Whitney Museum Says Letter Claiming to Be From Open Casket Artist Is a Fake

The Whitney Biennial. Photo: Courtesy of the Whitney Museum of Art

Update, 3/23/2017, 10:44 a.m.: Stephen Soba, director of communications at the Whitney, has written to say that the email circulating that claims to be from Dana Schutz is not from the artist. We’ll update as new information comes in.

At the opening of the 2017 Whitney Biennial on Friday, a small protest gathered in front of a painting by white, American-born artist Dana Schutz that depicted the open casket funeral of 14-year-old Emmett Till, a boy who had been lynched in Mississippi in 1955 after being falsely accused of flirting with a white woman.

Shortly after the protest, where dissenters blocked the painting from view all day, over 25 black artists signed an open letter to the Whitney’s curators and staff written by artist Hannah Black, asking that the painting be removed from the Biennial for its co-opting of black pain and suffering for “profit and fun.” Black also asked that the painting be “destroyed and not entered into any market or museum.”

Schutz and the Biennial’s curators, Christopher Y. Lew and Mia Locks, defended the painting’s presence in the museum. Schutz wrote on Tuesday that she was driven to make the work because of her empathy for Emmett Till’s mother, Mamie Till. Lew and Locks wrote, “By exhibiting the painting we wanted to acknowledge the importance of this extremely consequential and solemn image in American and African-American history and the history of race relations in this country.”

On Thursday morning, however, a person claiming to be Schutz emailed a statement to the Cut and other publications who had covered the news of the protest, saying that she had reconsidered her position, and is now also asking that the painting, titled Open Casket, be taken down. The Whitney Museum has since said of the letter that Schutz “did not write it and did not know anything about it.”

Here is the letter that was penned to Lew and Locks, in full:

Dear Mia and Christopher,

I am writing to publicly request that my painting, “Open Casket,” be removed from this year’s Whitney Biennial. Though it was not at all my intention to cause harm, many artists have come forward to announce that my depiction of suffering is in turn causing them suffering. I cannot rightly protect a painting at the expense of human beings.

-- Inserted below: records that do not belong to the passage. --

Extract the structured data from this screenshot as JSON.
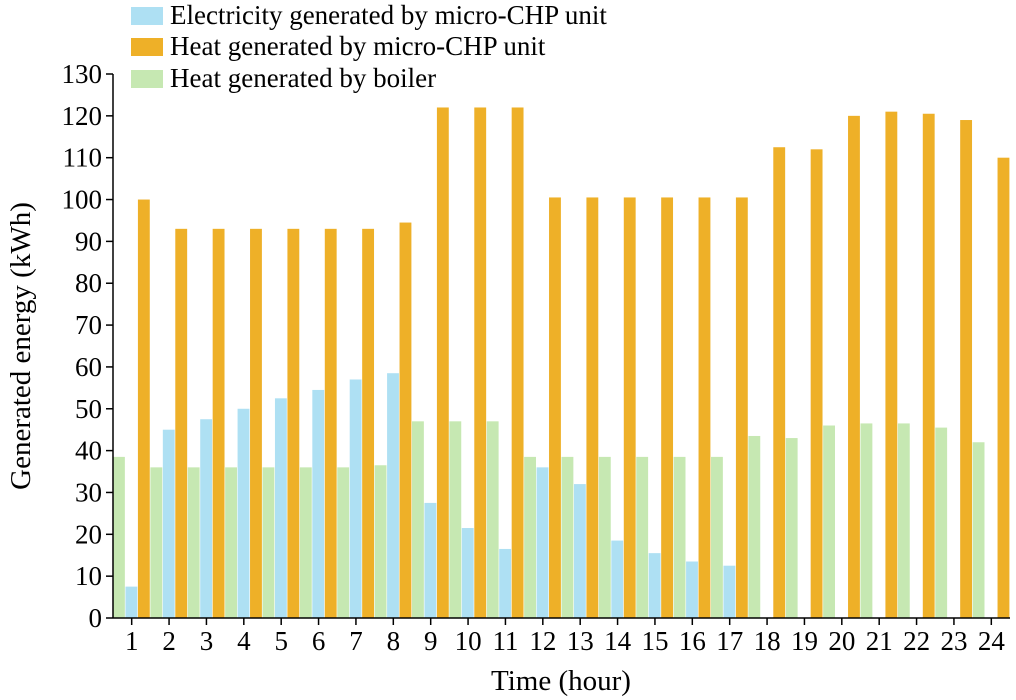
{
  "chart_data": {
    "type": "bar",
    "title": "",
    "xlabel": "Time (hour)",
    "ylabel": "Generated energy (kWh)",
    "ylim": [
      0,
      130
    ],
    "yticks": [
      0,
      10,
      20,
      30,
      40,
      50,
      60,
      70,
      80,
      90,
      100,
      110,
      120,
      130
    ],
    "grid": false,
    "legend_position": "top-left",
    "categories": [
      "1",
      "2",
      "3",
      "4",
      "5",
      "6",
      "7",
      "8",
      "9",
      "10",
      "11",
      "12",
      "13",
      "14",
      "15",
      "16",
      "17",
      "18",
      "19",
      "20",
      "21",
      "22",
      "23",
      "24"
    ],
    "series": [
      {
        "name": "Heat generated by boiler",
        "color": "#c6e8b2",
        "values": [
          38.5,
          36,
          36,
          36,
          36,
          36,
          36,
          36.5,
          47,
          47,
          47,
          38.5,
          38.5,
          38.5,
          38.5,
          38.5,
          38.5,
          43.5,
          43,
          46,
          46.5,
          46.5,
          45.5,
          42
        ]
      },
      {
        "name": "Electricity generated by micro-CHP unit",
        "color": "#aee0f3",
        "values": [
          7.5,
          45,
          47.5,
          50,
          52.5,
          54.5,
          57,
          58.5,
          27.5,
          21.5,
          16.5,
          36,
          32,
          18.5,
          15.5,
          13.5,
          12.5,
          0,
          0,
          0,
          0,
          0,
          0,
          0
        ]
      },
      {
        "name": "Heat generated by micro-CHP unit",
        "color": "#eeb028",
        "values": [
          100,
          93,
          93,
          93,
          93,
          93,
          93,
          94.5,
          122,
          122,
          122,
          100.5,
          100.5,
          100.5,
          100.5,
          100.5,
          100.5,
          112.5,
          112,
          120,
          121,
          120.5,
          119,
          110
        ]
      }
    ],
    "legend": [
      {
        "label": "Electricity generated by micro-CHP unit",
        "color": "#aee0f3"
      },
      {
        "label": "Heat generated by micro-CHP unit",
        "color": "#eeb028"
      },
      {
        "label": "Heat generated by boiler",
        "color": "#c6e8b2"
      }
    ]
  }
}
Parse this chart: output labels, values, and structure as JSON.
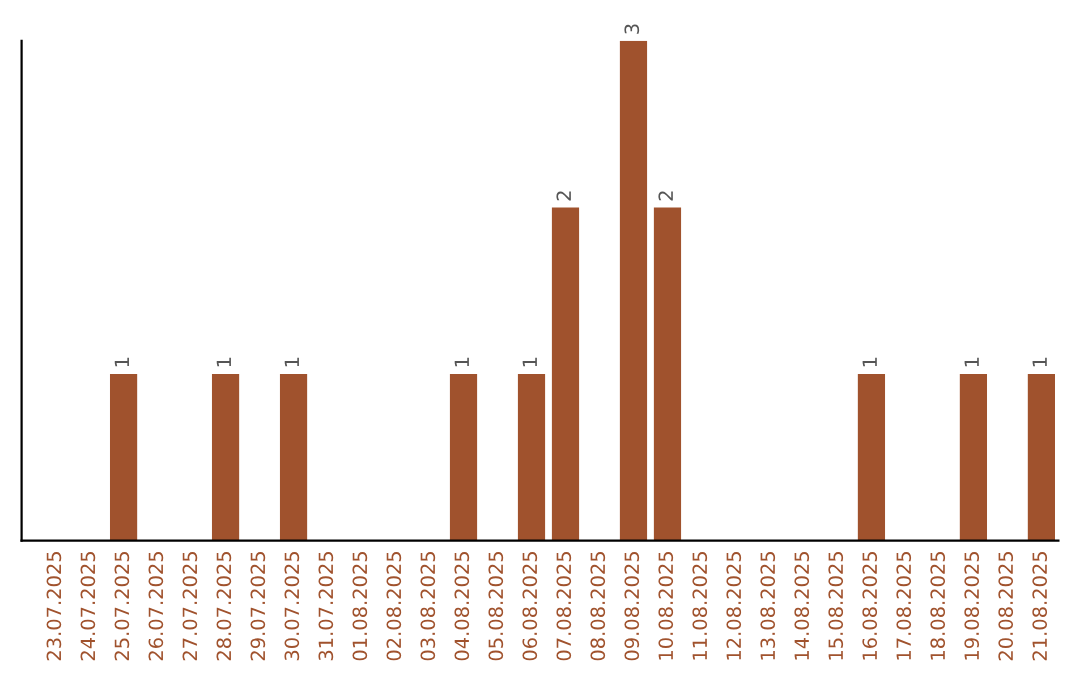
{
  "chart_data": {
    "type": "bar",
    "categories": [
      "23.07.2025",
      "24.07.2025",
      "25.07.2025",
      "26.07.2025",
      "27.07.2025",
      "28.07.2025",
      "29.07.2025",
      "30.07.2025",
      "31.07.2025",
      "01.08.2025",
      "02.08.2025",
      "03.08.2025",
      "04.08.2025",
      "05.08.2025",
      "06.08.2025",
      "07.08.2025",
      "08.08.2025",
      "09.08.2025",
      "10.08.2025",
      "11.08.2025",
      "12.08.2025",
      "13.08.2025",
      "14.08.2025",
      "15.08.2025",
      "16.08.2025",
      "17.08.2025",
      "18.08.2025",
      "19.08.2025",
      "20.08.2025",
      "21.08.2025"
    ],
    "values": [
      null,
      null,
      1,
      null,
      null,
      1,
      null,
      1,
      null,
      null,
      null,
      null,
      1,
      null,
      1,
      2,
      null,
      3,
      2,
      null,
      null,
      null,
      null,
      null,
      1,
      null,
      null,
      1,
      null,
      1
    ],
    "color": "#a0522d",
    "data_labels": true,
    "tick_labels": "x"
  }
}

I understand that many have attempted to defend my work in the interest of free speech, and with calls against censorship. However, the artists and writers generously critiquing “Open Casket” have made plain to me that I have benefited from the very systems of racism I aimed to critique, in a way that blinded me to what my re-presenting this image would mean to Black audiences. Particularly because, with my stamp of authorship, “Open Casket” could enter into the market and, in turn, commodify the very suffering I wished to explore. And while I agree with your curatorial statement that art can be an appropriate venue for political expression and debate, I do not agree with your implication that Black pain—what you refer to as “tremendous emotional resonance”—is a social good to be sought after through art. At least, not within a historically white-run institution, at the hands of a white artist, in an exhibit organized by a predominantly non-Black staff.

Indeed, I wanted to critique anti-Black violence and explore the real empathy I found between myself and the mother of Emmett Till, but I have learned that my re-presentation of violence against her son has proven to demonstrate its opposite: appealing to the universal truth of motherhood goes against what I have learned about the denial of motherhood, and of humanity itself, on the basis of race. I recognize that the calls for the painting’s removal have been made not as an imputation of my person or my career but of this artistic choice, this work, and the system that supports, even celebrates, such a gesture. Donna Haraway credits getting “called to account” by Black feminist thinkers for her most famous text (itself a call for sensitivity, a willingness to be wrong and a commitment to anti-racist coalition building). I want to model a willingness to learn from my mistakes, and honesty about accounting for them.

People who have been harmed by and are at risk of continued harm by systems of racist violence are in a much better position to know what is needed for restitution for that violence. If the removal of my painting has been called for by Black artists, writers, and activists, I can no longer protect an object at their expense. The painting must go.

I now join them in calling for the immediate removal of “Open Casket.” I have already promised the work will never be for sale, and I will also promise to make it impossible for the work to re-enter the public sphere. I also plan to redirect all funds from the sales of my other paintings included in the Biennial towards the Black liberation movement.

Finally, out of continued respect for those harmed by the work, I ask that the catalog and the press in the future and retroactively remove all images of the work from circulation, and replace it with images of the work’s subsequent protest.